Outperformance for Some Shares
Last year, Goldman Sachs noted that U.S. stocks with the highest share of U.K. sales lagged domestic-facing stocks by more than 1,000 basis points (BPS) between January and mid-December. Analysts expect these same companies to continue to be affected by the current uncertainty surrounding Britain’s plan to leave the European Union (EU) after Prime Minister Theresa May’s Brexit deal was rejected by the British Parliament.

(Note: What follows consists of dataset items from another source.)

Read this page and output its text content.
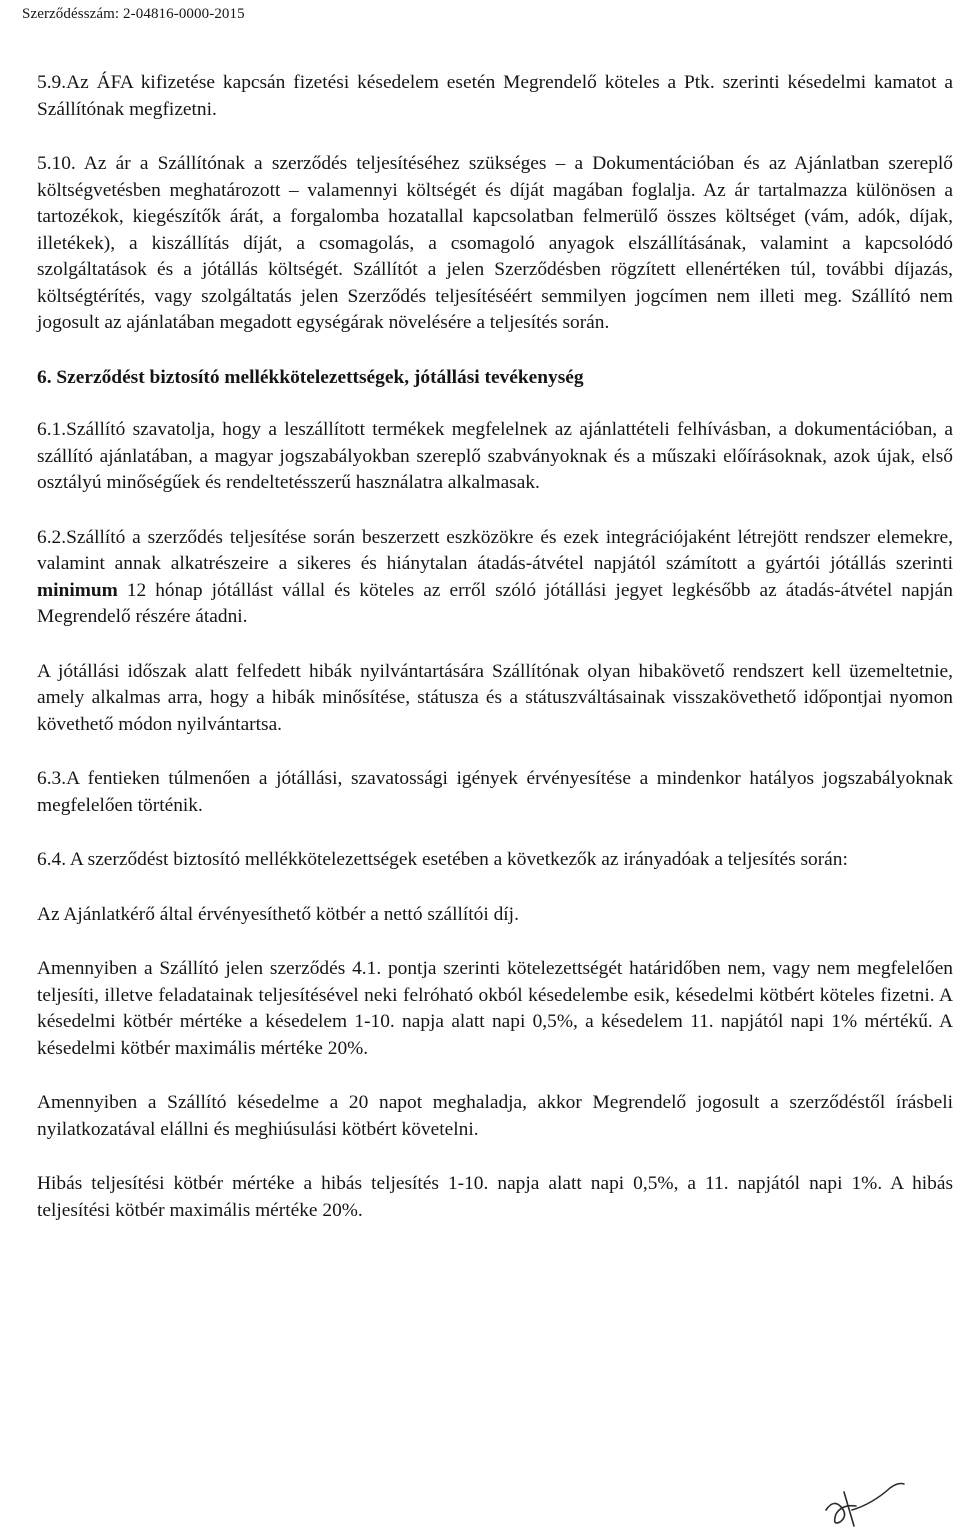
Szerződésszám: 2-04816-0000-2015

5.9.Az ÁFA kifizetése kapcsán fizetési késedelem esetén Megrendelő köteles a Ptk. szerinti késedelmi kamatot a Szállítónak megfizetni.

5.10. Az ár a Szállítónak a szerződés teljesítéséhez szükséges – a Dokumentációban és az Ajánlatban szereplő költségvetésben meghatározott – valamennyi költségét és díját magában foglalja. Az ár tartalmazza különösen a tartozékok, kiegészítők árát, a forgalomba hozatallal kapcsolatban felmerülő összes költséget (vám, adók, díjak, illetékek), a kiszállítás díját, a csomagolás, a csomagoló anyagok elszállításának, valamint a kapcsolódó szolgáltatások és a jótállás költségét. Szállítót a jelen Szerződésben rögzített ellenértéken túl, további díjazás, költségtérítés, vagy szolgáltatás jelen Szerződés teljesítéséért semmilyen jogcímen nem illeti meg. Szállító nem jogosult az ajánlatában megadott egységárak növelésére a teljesítés során.

6. Szerződést biztosító mellékkötelezettségek, jótállási tevékenység

6.1.Szállító szavatolja, hogy a leszállított termékek megfelelnek az ajánlattételi felhívásban, a dokumentációban, a szállító ajánlatában, a magyar jogszabályokban szereplő szabványoknak és a műszaki előírásoknak, azok újak, első osztályú minőségűek és rendeltetésszerű használatra alkalmasak.

6.2.Szállító a szerződés teljesítése során beszerzett eszközökre és ezek integrációjaként létrejött rendszer elemekre, valamint annak alkatrészeire a sikeres és hiánytalan átadás-átvétel napjától számított a gyártói jótállás szerinti minimum 12 hónap jótállást vállal és köteles az erről szóló jótállási jegyet legkésőbb az átadás-átvétel napján Megrendelő részére átadni.

A jótállási időszak alatt felfedett hibák nyilvántartására Szállítónak olyan hibakövető rendszert kell üzemeltetnie, amely alkalmas arra, hogy a hibák minősítése, státusza és a státuszváltásainak visszakövethető időpontjai nyomon követhető módon nyilvántartsa.

6.3.A fentieken túlmenően a jótállási, szavatossági igények érvényesítése a mindenkor hatályos jogszabályoknak megfelelően történik.

6.4. A szerződést biztosító mellékkötelezettségek esetében a következők az irányadóak a teljesítés során:

Az Ajánlatkérő által érvényesíthető kötbér a nettó szállítói díj.

Amennyiben a Szállító jelen szerződés 4.1. pontja szerinti kötelezettségét határidőben nem, vagy nem megfelelően teljesíti, illetve feladatainak teljesítésével neki felróható okból késedelembe esik, késedelmi kötbért köteles fizetni. A késedelmi kötbér mértéke a késedelem 1-10. napja alatt napi 0,5%, a késedelem 11. napjától napi 1% mértékű. A késedelmi kötbér maximális mértéke 20%.

Amennyiben a Szállító késedelme a 20 napot meghaladja, akkor Megrendelő jogosult a szerződéstől írásbeli nyilatkozatával elállni és meghiúsulási kötbért követelni.

Hibás teljesítési kötbér mértéke a hibás teljesítés 1-10. napja alatt napi 0,5%, a 11. napjától napi 1%. A hibás teljesítési kötbér maximális mértéke 20%.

Since the delay of the Brexit vote on December 10, Goldman said U.K.-facing U.S. stocks have outperformed the rest of the S&P 500 index by 190 basis points. Analysts then went on to predict “potential for further upside if a clear path forward emerges.”
50-50 Chance of Delay
According to Goldman economists, there is now a 50% chance that Brexit will be delayed and eventually concluded with closer ties to the EU. Such a scenario, they pointed out, would benefit U.S. stocks that do business with their U.K. counterparts.
If a Brexit deal is reached, the investment bank also expects the British pound (GBP) to strengthen against the U.S. dollar (USD). Goldman predicted that successful negotiations, coupled with slowing U.S. growth and a dovish Fed policy, will lead sterling to rise by 9% against the U.S. currency over the next 12 months. Analysts, once again drawing upon examples from last year, pointed out that a strengthening British pound tends to result in U.K.-exposed stocks outperforming.
Not Without Risks
Despite taking a generally bullish stance on the outlook for Brexit, Goldman did warn that Britain’s deal to leave the EU remains “highly uncertain” and that any setbacks could have a negative impact on S&P 500 U.K.-exposed stocks.
For example, the bank’s economists said there is a 10% chance that the U.K. could leave the EU without a deal. Many believe exiting the EU without any trade agreements in place could throw the British economy into a recession and pose a serious risk to global growth.